GPS Navigation with Voice Guidance

The navigation module provides turn-by-turn walking directions using Google Directions API as the primary source and Mapbox Directions API as a programmatic fallback. If both APIs fail, a synthetic five-step demo route is generated as a last resort. Key features include:

  • Route deviation detection (100m threshold triggers automatic recalculation)
  • Step advancement at 15m proximity
  • Pre-turn warnings at 100m ("prepare") and 30m ("imminent")
  • Periodic straight-segment re-announcements every 90 seconds
  • Background sensing during navigation: Dual ML Kit pipeline (Image Labeling + Object Detection) runs concurrently, providing directional distance warnings and avoidance hints

Emergency SOS Alert System

VisionMate includes a critical safety feature triggered in four distinct, screen-off-capable ways:

  1. Volume-up long-press (≥800ms via Android AccessibilityService)
  2. Earphone triple-tap (via AccessibilityService)
  3. Media previous key press (via AccessibilityService)
  4. Foreground volume-up long-press (via MainActivity)
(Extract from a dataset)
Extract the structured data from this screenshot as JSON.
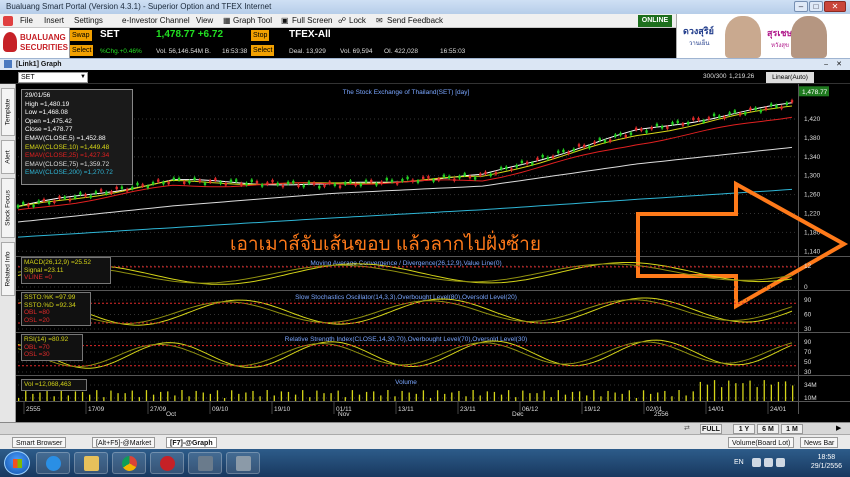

When triggered, it automatically sends an SMS to the pre-configured emergency contact containing a Google Maps location URL and the user's medical conditions.

Hands-Free Control

VisionMate is designed to be operated entirely without looking at the screen:

  • Tap gestures: Single, double, triple taps on home screen
  • Wired earphone control: Single-click (voice command), double-click (cycle mode), triple-click (SOS)
  • Volume key long-press: SOS trigger
  • Voice commands: "I need to go to [location]", "enable obstacle detection", "enable OCR"

Architecture Deep Dive

The system is built around a persistent Android Foreground Service (VisionEngineService) that owns all long-running resources — camera stream, ML inference pipelines, TTS engine, WakeLock, and WifiLock — ensuring the system continues sensing even when the app is minimized. The Jetpack Compose presentation layer binds to this service, observing an EngineState StateFlow and recomposing reactively on changes.
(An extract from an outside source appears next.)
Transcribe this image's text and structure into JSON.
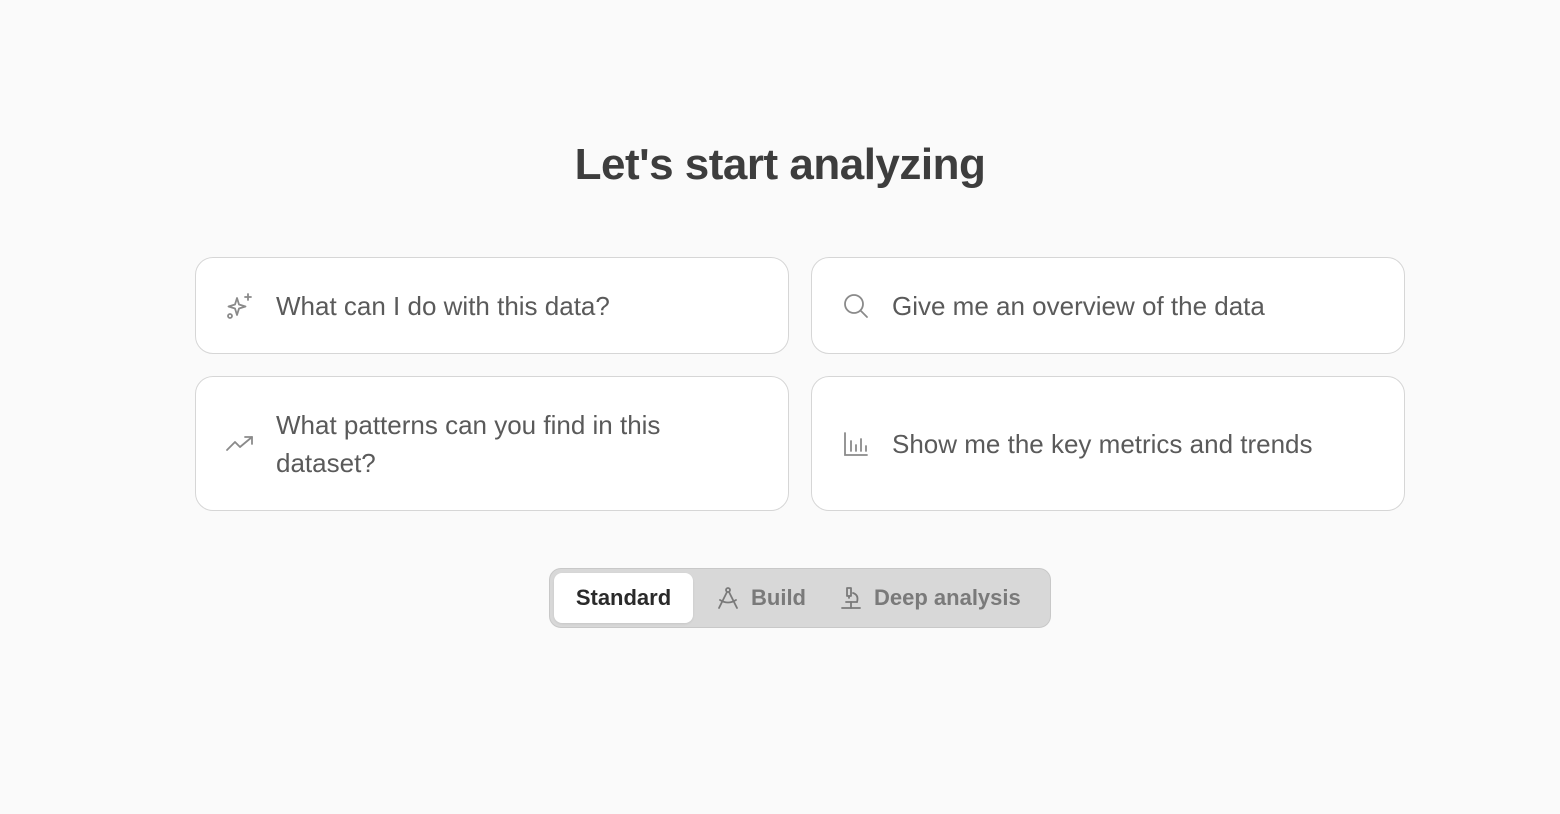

The architecture consists of 16 distinct modules:

  1. Authentication & Session Management: Room database, email/password validation, session persistence
  2. Navigation Controller: Manual back-stack using mutableStateListOf
  3. Vision Engine Service: Foreground service with WakeLock/WifiLock
  4. Obstacle Detection: ML Kit Image Labeling with AlertThrottleManager
  5. OCR Text Recognition: ML Kit Text Recognition with bounding box overlay
  6. GPS Navigation: Dual-API fallback, Fused Location Provider
  7. ESP32 Camera Stream Manager: 8 fallback URLs, MJPEG/JPEG auto-detection
  8. Voice Command System: SpeechRecognizer with keyword parsing
  9. SOS Emergency Alert: 4 trigger paths, SMS with location
  10. Accessibility Service: Hardware key interception
  11. Saved Locations Manager: SQLite CRUD with voice keywords
  12. User Profile Management: Emergency contact and medical info
  13. Onboarding & Permissions: Runtime permission handling
  14. Settings & Configuration: In-memory settings state

Why On-Device ML?

The key technical decision was using Google ML Kit. Unlike cloud APIs that require an internet connection to "see" an image, ML Kit runs directly on the user's phone.
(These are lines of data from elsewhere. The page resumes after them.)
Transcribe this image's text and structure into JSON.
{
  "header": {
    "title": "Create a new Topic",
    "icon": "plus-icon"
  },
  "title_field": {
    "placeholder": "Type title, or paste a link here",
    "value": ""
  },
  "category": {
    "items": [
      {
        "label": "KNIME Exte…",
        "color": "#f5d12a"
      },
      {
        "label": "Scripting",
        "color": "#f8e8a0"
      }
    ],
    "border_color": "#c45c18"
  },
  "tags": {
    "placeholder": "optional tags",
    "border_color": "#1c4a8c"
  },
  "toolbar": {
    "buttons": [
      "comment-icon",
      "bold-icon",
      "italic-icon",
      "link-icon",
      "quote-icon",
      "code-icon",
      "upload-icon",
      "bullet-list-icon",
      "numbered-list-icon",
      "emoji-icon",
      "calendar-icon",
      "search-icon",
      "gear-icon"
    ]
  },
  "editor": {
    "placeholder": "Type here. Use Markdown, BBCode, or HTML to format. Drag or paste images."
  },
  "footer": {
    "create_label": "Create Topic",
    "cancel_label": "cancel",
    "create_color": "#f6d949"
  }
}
This offers two massive advantages:

  1. Latency: Object detection happens in under 200ms on mid-range hardware. When a user is walking towards an obstacle, a 2-second lag due to bad network service could be dangerous. On-device ML eliminates that risk.

  2. Privacy: No video feeds are sent to a remote server. Everything is processed locally, critical for users in low-connectivity environments who still need assistive technology.

What I Learned

Building VisionMate taught me the importance of user-centric design. It wasn't enough to just "detect objects." The audio feedback had to be clear, non-intrusive, and prioritized. We implemented a sequential processing guard that prevents a new frame from being processed before TTS finishes the previous announcement.

It's one thing to code an algorithm; it's another to build a safety net for a human being. VisionMate represents my commitment to building technology that truly serves those who need it most — accessibility isn't just a feature, it's the foundation of the entire design.